Candra Yuri Nuralam • 23 November 2024 11:48

Jakarta: Komisi Pemberantasan Korupsi (KPK), mendalami dugaan suap pembangunan dan pemeliharaan jalur kereta. Satu saksi diperiksa terkait aliran dana terkait perkara tersebut, pada Jumat, 22 November 2024.

“Penyidik mendalami realisasi pengeluaran proyek perlintasan sebidang wilayah Jawa dan Sumatra dan pemberian fee,” kata Juru Bicara KPK Tessa Mahardhika Sugiarto melalui keterangan tertulis, Sabtu, 23 November 2024.

Tessa memerinci inisial saksi, yakni LI. Saksi merupakan VP Keuangan PT KA Properti Manajemen Lia Indriati.

“Pemeriksaan dilakukan di Gedung Merah Putih KPK,” ujar Tessa.
 

Baca: KPK Usut Aliran Duit Suap Jalur Kereta lewat 7 Saksi

KPK enggan memerinci nama-nama pihak penerima dana itu. Uang diyakini berkaitan dengan proyek pengerjaan enam perbaikan perlintasan sebidang, di wilayah Jawa dan Sumatra pada 2022.

KPK menyebut pengusutan kasus dugaan suap pengadaan dan pemeliharaan jalur kereta di DJKA, Kemenhub sudah bercabang ke sejumlah wilayah. Bahkan, ada yang masih di tahap penyelidikan.
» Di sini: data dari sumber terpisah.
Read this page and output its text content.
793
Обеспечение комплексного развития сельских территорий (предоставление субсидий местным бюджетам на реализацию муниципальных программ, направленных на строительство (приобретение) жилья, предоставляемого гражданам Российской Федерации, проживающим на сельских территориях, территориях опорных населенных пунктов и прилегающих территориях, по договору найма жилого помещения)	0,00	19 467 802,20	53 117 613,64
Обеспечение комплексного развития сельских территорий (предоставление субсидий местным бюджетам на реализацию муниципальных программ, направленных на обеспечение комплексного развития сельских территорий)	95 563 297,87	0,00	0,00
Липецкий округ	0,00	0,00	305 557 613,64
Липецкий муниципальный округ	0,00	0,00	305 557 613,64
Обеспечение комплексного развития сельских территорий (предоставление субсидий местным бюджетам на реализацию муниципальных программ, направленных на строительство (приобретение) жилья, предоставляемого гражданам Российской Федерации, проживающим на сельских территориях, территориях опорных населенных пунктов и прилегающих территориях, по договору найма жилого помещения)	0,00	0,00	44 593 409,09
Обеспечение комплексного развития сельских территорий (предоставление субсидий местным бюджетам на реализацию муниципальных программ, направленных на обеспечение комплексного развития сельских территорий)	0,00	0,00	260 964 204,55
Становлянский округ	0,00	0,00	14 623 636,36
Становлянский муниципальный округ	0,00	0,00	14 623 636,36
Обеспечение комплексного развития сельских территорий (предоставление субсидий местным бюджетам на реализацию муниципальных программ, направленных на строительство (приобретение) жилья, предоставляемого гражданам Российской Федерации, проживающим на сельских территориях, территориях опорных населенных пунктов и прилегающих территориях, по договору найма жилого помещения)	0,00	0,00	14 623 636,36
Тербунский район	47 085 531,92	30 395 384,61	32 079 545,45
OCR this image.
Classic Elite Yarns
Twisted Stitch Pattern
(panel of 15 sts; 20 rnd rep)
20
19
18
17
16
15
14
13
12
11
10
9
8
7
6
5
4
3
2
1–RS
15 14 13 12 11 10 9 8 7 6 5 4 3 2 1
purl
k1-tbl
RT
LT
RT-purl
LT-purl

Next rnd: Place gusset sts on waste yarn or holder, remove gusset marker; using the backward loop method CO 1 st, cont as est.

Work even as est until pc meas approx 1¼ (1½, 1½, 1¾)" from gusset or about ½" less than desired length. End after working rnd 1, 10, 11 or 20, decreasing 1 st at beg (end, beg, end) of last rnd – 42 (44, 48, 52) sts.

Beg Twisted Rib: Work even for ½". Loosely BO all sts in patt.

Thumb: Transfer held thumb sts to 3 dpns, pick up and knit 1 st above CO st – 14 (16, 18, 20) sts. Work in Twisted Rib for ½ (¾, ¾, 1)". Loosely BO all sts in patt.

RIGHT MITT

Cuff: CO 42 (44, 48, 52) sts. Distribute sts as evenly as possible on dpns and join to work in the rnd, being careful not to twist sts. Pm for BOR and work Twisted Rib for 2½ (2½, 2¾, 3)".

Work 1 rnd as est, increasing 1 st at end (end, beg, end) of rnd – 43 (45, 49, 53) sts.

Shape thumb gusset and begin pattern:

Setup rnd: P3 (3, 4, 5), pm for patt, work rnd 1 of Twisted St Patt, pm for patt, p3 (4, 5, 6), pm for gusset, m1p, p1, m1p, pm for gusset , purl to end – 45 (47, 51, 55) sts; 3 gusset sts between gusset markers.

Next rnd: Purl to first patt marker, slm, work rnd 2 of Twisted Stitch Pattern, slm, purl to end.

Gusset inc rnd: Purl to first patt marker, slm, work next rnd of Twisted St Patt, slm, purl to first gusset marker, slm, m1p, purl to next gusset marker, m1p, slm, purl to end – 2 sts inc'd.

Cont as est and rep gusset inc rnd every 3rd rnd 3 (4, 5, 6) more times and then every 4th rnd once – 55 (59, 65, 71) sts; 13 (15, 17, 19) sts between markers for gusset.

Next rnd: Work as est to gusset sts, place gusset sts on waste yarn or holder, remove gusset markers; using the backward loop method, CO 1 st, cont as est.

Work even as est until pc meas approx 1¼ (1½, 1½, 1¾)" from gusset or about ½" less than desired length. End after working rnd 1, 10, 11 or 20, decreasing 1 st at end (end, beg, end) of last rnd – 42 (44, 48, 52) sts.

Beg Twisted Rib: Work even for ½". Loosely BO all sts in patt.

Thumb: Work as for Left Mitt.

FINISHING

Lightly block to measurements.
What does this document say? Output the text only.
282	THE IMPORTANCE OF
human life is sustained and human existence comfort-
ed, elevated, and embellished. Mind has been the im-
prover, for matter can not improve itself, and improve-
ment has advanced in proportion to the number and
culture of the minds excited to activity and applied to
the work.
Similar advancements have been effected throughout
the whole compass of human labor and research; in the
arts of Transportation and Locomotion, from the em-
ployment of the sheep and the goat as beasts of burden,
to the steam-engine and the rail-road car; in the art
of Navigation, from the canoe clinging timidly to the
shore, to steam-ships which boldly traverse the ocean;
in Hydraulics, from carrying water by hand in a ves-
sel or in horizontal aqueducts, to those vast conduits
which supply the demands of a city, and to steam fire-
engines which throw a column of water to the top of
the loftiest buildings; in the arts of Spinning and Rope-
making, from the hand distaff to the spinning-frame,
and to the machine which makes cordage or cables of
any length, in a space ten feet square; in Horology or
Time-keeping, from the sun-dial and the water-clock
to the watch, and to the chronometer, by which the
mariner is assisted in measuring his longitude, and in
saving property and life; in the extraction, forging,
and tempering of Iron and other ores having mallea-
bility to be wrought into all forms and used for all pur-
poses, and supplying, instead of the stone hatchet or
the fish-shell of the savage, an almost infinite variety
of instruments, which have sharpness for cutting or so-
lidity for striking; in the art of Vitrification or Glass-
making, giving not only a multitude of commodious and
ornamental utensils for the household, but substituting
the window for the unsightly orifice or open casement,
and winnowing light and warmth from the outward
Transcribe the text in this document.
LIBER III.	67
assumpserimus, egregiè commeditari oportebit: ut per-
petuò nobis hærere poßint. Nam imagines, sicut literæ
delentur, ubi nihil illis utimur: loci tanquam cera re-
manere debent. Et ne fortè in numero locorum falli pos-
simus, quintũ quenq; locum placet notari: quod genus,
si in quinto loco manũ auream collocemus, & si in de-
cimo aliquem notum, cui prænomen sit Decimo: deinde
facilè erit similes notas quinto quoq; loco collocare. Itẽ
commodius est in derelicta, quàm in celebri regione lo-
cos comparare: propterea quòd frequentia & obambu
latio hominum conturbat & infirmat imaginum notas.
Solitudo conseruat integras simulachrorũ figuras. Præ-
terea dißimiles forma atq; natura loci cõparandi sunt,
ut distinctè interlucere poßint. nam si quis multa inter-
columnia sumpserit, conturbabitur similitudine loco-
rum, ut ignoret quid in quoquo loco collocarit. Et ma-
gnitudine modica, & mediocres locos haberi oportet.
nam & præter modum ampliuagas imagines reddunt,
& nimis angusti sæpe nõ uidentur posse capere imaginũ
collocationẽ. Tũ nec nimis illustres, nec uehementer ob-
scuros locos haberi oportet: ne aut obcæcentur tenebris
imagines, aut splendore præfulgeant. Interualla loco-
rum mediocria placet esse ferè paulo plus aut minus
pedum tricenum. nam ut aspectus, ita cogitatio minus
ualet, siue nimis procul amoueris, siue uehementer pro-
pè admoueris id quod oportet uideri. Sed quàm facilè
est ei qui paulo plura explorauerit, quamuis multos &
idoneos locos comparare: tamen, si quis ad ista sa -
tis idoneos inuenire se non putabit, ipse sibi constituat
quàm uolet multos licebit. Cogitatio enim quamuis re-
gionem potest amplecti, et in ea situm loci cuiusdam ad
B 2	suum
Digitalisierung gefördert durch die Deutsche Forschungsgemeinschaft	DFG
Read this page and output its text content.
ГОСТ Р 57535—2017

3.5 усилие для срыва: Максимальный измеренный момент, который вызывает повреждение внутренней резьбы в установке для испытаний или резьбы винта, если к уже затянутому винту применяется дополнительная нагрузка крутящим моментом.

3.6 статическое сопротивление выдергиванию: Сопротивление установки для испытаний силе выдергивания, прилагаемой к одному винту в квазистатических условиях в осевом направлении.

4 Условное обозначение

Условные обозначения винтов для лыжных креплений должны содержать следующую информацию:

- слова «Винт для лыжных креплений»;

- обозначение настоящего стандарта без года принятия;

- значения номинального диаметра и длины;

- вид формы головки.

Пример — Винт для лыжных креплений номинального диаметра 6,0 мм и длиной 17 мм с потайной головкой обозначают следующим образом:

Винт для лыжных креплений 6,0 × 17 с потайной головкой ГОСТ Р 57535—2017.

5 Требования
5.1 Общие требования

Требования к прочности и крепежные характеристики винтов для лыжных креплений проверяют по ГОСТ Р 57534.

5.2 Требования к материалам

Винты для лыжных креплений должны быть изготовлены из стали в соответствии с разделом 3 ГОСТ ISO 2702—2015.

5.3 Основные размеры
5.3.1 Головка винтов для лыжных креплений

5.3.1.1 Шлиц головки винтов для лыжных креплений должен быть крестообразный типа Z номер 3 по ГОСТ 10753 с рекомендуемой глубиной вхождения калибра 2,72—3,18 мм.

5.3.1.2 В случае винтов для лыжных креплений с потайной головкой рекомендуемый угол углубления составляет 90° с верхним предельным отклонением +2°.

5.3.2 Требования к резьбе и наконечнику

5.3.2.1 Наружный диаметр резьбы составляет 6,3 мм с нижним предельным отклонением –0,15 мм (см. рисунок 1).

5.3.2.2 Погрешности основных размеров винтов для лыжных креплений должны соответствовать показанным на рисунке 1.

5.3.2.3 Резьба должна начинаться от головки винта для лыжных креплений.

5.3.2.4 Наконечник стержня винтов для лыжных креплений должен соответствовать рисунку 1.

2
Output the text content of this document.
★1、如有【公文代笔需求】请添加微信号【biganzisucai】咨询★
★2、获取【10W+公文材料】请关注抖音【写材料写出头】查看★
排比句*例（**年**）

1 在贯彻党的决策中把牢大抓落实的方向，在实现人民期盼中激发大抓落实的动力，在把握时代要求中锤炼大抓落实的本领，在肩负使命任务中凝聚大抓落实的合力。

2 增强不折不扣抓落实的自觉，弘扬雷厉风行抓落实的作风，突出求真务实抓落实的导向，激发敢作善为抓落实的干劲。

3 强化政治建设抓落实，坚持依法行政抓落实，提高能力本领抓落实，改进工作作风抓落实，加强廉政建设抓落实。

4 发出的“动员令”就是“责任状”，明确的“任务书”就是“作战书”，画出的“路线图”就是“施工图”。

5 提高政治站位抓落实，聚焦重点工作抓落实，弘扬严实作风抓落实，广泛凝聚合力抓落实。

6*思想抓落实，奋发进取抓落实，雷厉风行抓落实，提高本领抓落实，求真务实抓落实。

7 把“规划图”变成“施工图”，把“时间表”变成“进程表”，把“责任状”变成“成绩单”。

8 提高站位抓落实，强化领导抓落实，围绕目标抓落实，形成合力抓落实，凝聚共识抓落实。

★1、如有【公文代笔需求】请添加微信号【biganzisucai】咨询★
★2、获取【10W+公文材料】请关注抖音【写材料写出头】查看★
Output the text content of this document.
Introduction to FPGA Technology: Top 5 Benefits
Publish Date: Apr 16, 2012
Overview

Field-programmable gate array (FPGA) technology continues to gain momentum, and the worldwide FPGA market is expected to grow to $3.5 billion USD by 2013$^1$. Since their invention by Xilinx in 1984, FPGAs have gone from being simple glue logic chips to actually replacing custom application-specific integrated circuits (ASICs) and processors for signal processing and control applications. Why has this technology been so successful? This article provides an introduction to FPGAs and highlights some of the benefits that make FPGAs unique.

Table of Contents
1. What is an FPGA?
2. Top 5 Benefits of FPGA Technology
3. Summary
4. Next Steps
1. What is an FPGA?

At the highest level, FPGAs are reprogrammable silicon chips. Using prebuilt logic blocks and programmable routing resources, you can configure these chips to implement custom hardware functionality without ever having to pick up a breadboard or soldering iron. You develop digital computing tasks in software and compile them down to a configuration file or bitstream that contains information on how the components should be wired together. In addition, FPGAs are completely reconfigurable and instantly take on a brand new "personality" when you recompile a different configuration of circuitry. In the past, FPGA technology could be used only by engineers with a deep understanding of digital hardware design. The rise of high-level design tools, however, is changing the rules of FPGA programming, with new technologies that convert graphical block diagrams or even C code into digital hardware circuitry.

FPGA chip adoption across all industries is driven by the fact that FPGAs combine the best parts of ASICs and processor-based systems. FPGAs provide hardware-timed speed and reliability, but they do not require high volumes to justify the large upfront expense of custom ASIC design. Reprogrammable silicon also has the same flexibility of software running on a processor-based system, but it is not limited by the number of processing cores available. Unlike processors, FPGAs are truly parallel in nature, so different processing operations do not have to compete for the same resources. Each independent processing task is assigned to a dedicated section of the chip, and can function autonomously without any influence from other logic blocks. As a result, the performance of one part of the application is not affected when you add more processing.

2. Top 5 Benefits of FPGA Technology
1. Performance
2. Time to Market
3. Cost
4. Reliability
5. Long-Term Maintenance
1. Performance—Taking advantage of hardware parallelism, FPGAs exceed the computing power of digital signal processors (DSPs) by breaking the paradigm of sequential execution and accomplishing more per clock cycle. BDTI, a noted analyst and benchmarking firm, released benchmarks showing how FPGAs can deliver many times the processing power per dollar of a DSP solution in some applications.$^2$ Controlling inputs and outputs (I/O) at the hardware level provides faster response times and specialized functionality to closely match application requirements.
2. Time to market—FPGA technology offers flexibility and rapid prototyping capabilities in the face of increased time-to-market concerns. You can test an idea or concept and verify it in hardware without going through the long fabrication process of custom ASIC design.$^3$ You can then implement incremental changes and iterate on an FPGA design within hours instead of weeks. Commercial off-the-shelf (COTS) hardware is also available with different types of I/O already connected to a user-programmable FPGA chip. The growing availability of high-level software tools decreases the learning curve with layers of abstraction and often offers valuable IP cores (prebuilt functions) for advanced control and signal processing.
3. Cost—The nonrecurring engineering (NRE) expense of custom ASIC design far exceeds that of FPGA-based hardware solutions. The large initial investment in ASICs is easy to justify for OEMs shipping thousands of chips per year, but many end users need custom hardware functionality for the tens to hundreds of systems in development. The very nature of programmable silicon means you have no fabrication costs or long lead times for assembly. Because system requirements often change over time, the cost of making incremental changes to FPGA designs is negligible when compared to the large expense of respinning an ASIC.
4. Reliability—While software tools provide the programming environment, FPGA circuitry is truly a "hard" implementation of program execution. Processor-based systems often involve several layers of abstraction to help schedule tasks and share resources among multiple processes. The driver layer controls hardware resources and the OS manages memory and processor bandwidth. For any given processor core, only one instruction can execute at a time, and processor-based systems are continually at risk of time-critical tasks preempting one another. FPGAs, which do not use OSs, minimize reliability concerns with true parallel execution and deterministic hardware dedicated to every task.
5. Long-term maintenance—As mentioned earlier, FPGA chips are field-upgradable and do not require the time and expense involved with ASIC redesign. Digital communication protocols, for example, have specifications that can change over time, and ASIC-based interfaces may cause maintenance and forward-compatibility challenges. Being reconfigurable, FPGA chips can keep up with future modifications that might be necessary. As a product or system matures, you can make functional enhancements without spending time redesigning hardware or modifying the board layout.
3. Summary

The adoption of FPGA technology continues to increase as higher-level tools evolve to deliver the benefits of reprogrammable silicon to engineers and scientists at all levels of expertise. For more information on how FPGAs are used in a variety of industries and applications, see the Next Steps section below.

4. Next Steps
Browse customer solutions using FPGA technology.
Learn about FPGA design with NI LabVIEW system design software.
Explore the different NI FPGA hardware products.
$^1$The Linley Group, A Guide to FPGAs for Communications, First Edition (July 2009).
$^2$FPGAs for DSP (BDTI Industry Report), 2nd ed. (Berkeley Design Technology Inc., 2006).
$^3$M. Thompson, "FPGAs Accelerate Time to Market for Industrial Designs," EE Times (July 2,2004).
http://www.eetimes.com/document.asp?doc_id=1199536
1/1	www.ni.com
“Kalau DJKA sendiri ada beberapa ruas, selain ruasnya di OTT Semarang, ada ruas Solo, ruas Jabar (Jawa Barat), ruas Medan, ada beberapa tempat masih lidik yang tidak bisa saya sampaikan,” kata Direktur Penyidikan KPK Asep Guntur Rahayu di Jakarta, Rabu, 28 Agustus 2024.

Asep enggan memberikan informasi detail atas percabangan dugaan suap dalam pengadaan tersebut. Namun, dia memastikan tidak semua pengadaan maupun pemeliharaan ruas jalur kereta terjadi tindak pidana korupsi.

“Jalur kereta itu ada penggalangan di Jabar, Jateng dan beberapa wilayah Jateng di bagian selatan dan Utara, medan dan ada disampaikannya (Makassar),” ujar Asep.